The answer is yes, but maybe not as much as you may thought.
A paper by Ryan and Bao use data from a randomized controlled trial (RCT) called IMPACT (Improving Mood-Promoting Access to Collaborative Treatment) to determine if errors in physician quality profiling are due mostly to random variation or missing data. For this report, the authors outcome of interest is remission of depression symptoms at 6 months after the start of treatment.

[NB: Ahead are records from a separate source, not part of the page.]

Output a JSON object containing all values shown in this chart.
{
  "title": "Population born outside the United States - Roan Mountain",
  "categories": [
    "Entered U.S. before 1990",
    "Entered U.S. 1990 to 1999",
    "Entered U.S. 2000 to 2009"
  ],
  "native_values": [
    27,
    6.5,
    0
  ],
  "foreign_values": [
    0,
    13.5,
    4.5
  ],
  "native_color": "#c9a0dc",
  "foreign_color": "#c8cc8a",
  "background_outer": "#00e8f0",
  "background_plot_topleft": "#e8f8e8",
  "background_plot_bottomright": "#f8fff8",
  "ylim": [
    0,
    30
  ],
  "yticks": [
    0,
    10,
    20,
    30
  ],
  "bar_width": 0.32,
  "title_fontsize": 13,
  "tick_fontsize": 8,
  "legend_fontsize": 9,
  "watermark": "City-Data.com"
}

The IMPACT data include both a clinical registry used by care managers in the trial to document exposure to the intervention and to track patient outcomes (“registry data”) as well as longitudinal research interviews, which independently assessed patient outcomes at regular intervals (“research data”). The authors use both the registry and research data to to generate parameters for the simulation.
The authors describe their simulation model as follows:
To initiate the Monte Carlo simulation, we assigned each provider a true quality score and a rate of missingness, each drawn randomly from distributions shown in Table 1. On the basis of data from the IMPACT trial, we assumed a correlation between missingness and true quality that was common to all providers. Then, 200 patient-level random draws, first determining whether an observation was missing or nonmissing and then determining patient remission (conditional on missing status), were taken for each provider. We then aggregated information from these draws, calculating provider-level “observed” quality scores under one of the two conditions: (1) using remission outcomes only from patients with nonmissing data, so that profiling error was a combination of error from missing data and from random sampling; and (2) using remission outcomes from patients with both missing and nonmissing data, so that all profiling error was due to random sampling.
The authors reached a number of findings:
- Measuring quality using relative rather than absolute measures had lower error rates. In fact, relative profiling approaches had profiling error rates that were approximately 20 percent lower than absolute profiling approaches.
- Most profiling error is due to random sampling, not missing data. Between 11 and 21 percent of total error was attributable to missing data for relative profiling, while between 16 and 33 percent of total error was attributable to missing data for absolute profiling.
There is an important caveat to these findings, however. The reason the missing data error is so small is due to the observation that in IMPACT data, missing data were not strongly related to the remission outcome in the IMPACT data. If patients with observations missing from the data were much more (or less) likely to experience remission, then the missing data error would have made up a much larger share of the overall profiling error.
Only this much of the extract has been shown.